OWN announces new scripted series ‘Kings of Napa’ from ‘Claws’ showrunner Janine Sherman Barrois
The show will focus on the family drama behind a Napa Valley winery
OWN has been on a roll with scripted shows including the ever-popular Queen Sugar and its newest show Delilah and it looks like that run will continue. The network announced yesterday that a new scripted series, The Kings of Napa, has been greenlit.
The show was created by Janine Sherman Barrois (Claws, Self-Made: Inspired by the Life of Madam C.J. Walker) and its first two episodes will be directed by Matthew Cherry, the Oscar-winning director of Hair Love.
Production is expected to begin later this year and the show will drop in 2022.
This is the show synopsis, according to OWN:
“The Kings of Napa” is focused on a gorgeous and picturesque Napa Valley, California, vineyard owned by the Kings, an aspirational African American family whose wealth and status lands them on the pages of design magazines and society pages. The wine business has brought the family success and acclaim, but following the patriarch’s sudden exit from the company, his three children must grapple for the reigns to the kingdom — to their own power, wealth and legacy.”
“We’ve been captivated for years by Janine’s incredible body of work and welcome her into OWN’s family of dynamic drama storytellers,” said Tina Perry, president of OWN said in the release. “Janine’s created compelling characters that hook viewers right from the start, and we can’t wait for her to dive in with this bold and sexy new series.”
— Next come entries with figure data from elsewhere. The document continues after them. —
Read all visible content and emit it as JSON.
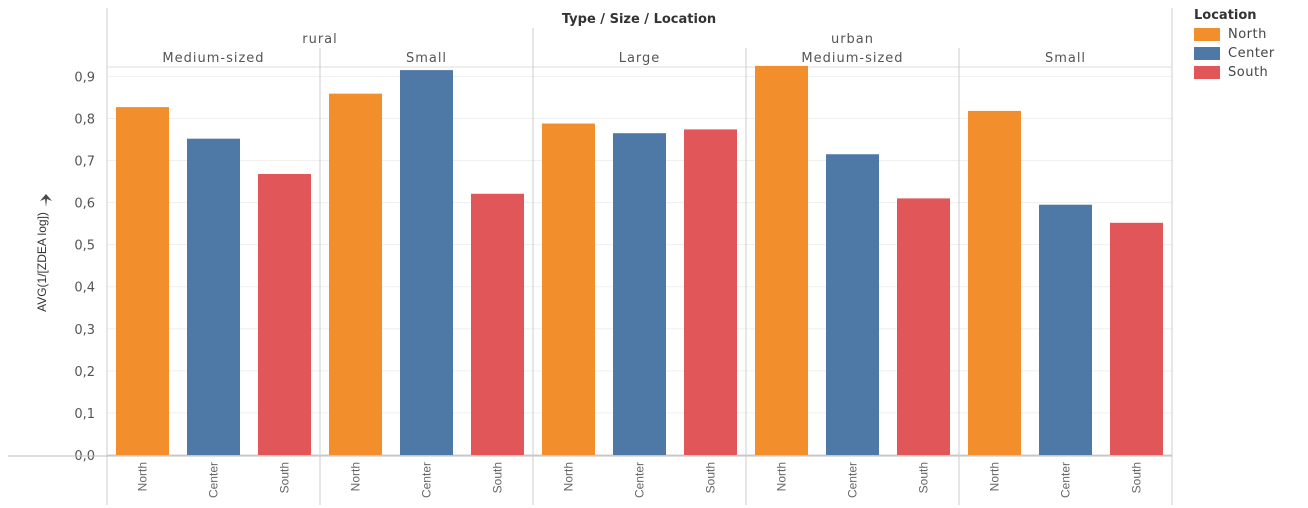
{
  "chart_data": {
    "type": "bar",
    "header_title": "Type / Size / Location",
    "ylabel": "AVG(1/[ZDEA log])",
    "ylabel_icon": "sort-icon",
    "ylim": [
      0,
      0.92
    ],
    "yticks": [
      "0,0",
      "0,1",
      "0,2",
      "0,3",
      "0,4",
      "0,5",
      "0,6",
      "0,7",
      "0,8",
      "0,9"
    ],
    "grid": true,
    "legend": {
      "title": "Location",
      "placement": "right",
      "items": [
        {
          "label": "North",
          "color": "#f28e2b"
        },
        {
          "label": "Center",
          "color": "#4e79a7"
        },
        {
          "label": "South",
          "color": "#e15759"
        }
      ]
    },
    "types": [
      {
        "label": "rural",
        "sizes": [
          {
            "label": "Medium-sized",
            "bars": [
              {
                "label": "North",
                "value": 0.827
              },
              {
                "label": "Center",
                "value": 0.752
              },
              {
                "label": "South",
                "value": 0.668
              }
            ]
          },
          {
            "label": "Small",
            "bars": [
              {
                "label": "North",
                "value": 0.859
              },
              {
                "label": "Center",
                "value": 0.915
              },
              {
                "label": "South",
                "value": 0.621
              }
            ]
          }
        ]
      },
      {
        "label": "urban",
        "sizes": [
          {
            "label": "Large",
            "bars": [
              {
                "label": "North",
                "value": 0.788
              },
              {
                "label": "Center",
                "value": 0.765
              },
              {
                "label": "South",
                "value": 0.774
              }
            ]
          },
          {
            "label": "Medium-sized",
            "bars": [
              {
                "label": "North",
                "value": 0.925
              },
              {
                "label": "Center",
                "value": 0.715
              },
              {
                "label": "South",
                "value": 0.61
              }
            ]
          },
          {
            "label": "Small",
            "bars": [
              {
                "label": "North",
                "value": 0.818
              },
              {
                "label": "Center",
                "value": 0.595
              },
              {
                "label": "South",
                "value": 0.552
              }
            ]
          }
        ]
      }
    ]
  }
}
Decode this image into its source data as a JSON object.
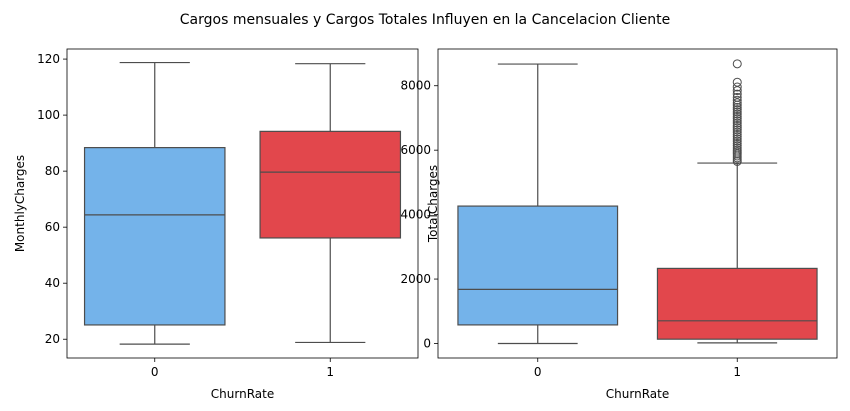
{
  "figure": {
    "title": "Cargos mensuales y Cargos Totales Influyen en la Cancelacion Cliente"
  },
  "colors": {
    "group_0": "#74b3ea",
    "group_1": "#e2474c",
    "lines": "#4d4d4d"
  },
  "chart_data": [
    {
      "type": "box",
      "title": "",
      "xlabel": "ChurnRate",
      "ylabel": "MonthlyCharges",
      "categories": [
        "0",
        "1"
      ],
      "ylim": [
        13.3,
        123.6
      ],
      "yticks": [
        20,
        40,
        60,
        80,
        100,
        120
      ],
      "grid": false,
      "boxes": [
        {
          "category": "0",
          "whislo": 18.25,
          "q1": 25.1,
          "median": 64.4,
          "q3": 88.4,
          "whishi": 118.75,
          "fliers": []
        },
        {
          "category": "1",
          "whislo": 18.85,
          "q1": 56.15,
          "median": 79.65,
          "q3": 94.2,
          "whishi": 118.35,
          "fliers": []
        }
      ]
    },
    {
      "type": "box",
      "title": "",
      "xlabel": "ChurnRate",
      "ylabel": "TotalCharges",
      "categories": [
        "0",
        "1"
      ],
      "ylim": [
        -450,
        9140
      ],
      "yticks": [
        0,
        2000,
        4000,
        6000,
        8000
      ],
      "grid": false,
      "boxes": [
        {
          "category": "0",
          "whislo": 0,
          "q1": 577,
          "median": 1680,
          "q3": 4265,
          "whishi": 8672,
          "fliers": []
        },
        {
          "category": "1",
          "whislo": 19,
          "q1": 134,
          "median": 704,
          "q3": 2331,
          "whishi": 5600,
          "fliers": [
            5650,
            5700,
            5760,
            5820,
            5880,
            5940,
            6000,
            6070,
            6140,
            6210,
            6280,
            6350,
            6420,
            6490,
            6560,
            6630,
            6700,
            6770,
            6840,
            6910,
            6980,
            7050,
            7120,
            7190,
            7260,
            7330,
            7400,
            7470,
            7550,
            7640,
            7740,
            7850,
            7960,
            8110,
            8680
          ]
        }
      ]
    }
  ]
}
Barrois is new to the OWN family but not to the business. She was an executive producer for the long-running TV shows Criminal Minds and ER, and her short film French Fries explored the power dynamic between a Black married couple trying to both realize their entrepreneurial aspirations.
She told Black Girl Nerds in 2018 that women directors and producers were at the forefront of a new era with a wealth of new stories to take on.
“For so long men have dictated what we saw onscreen,” Barrois said. “They ran all the television rooms and got all the opportunities. Women have so much to say and it’s time we take center stage in telling those stories. Our view of the world is so layered and when we don’t have to stifle it by tending to the patriarchy, our possibilities are endless. And when you look at women of color, I mean shut the front door. We have been so marginalized that there are hundreds of voices and missed stories that need to hit the screen. We just need people to help us get those stories on the air or on the big screen.”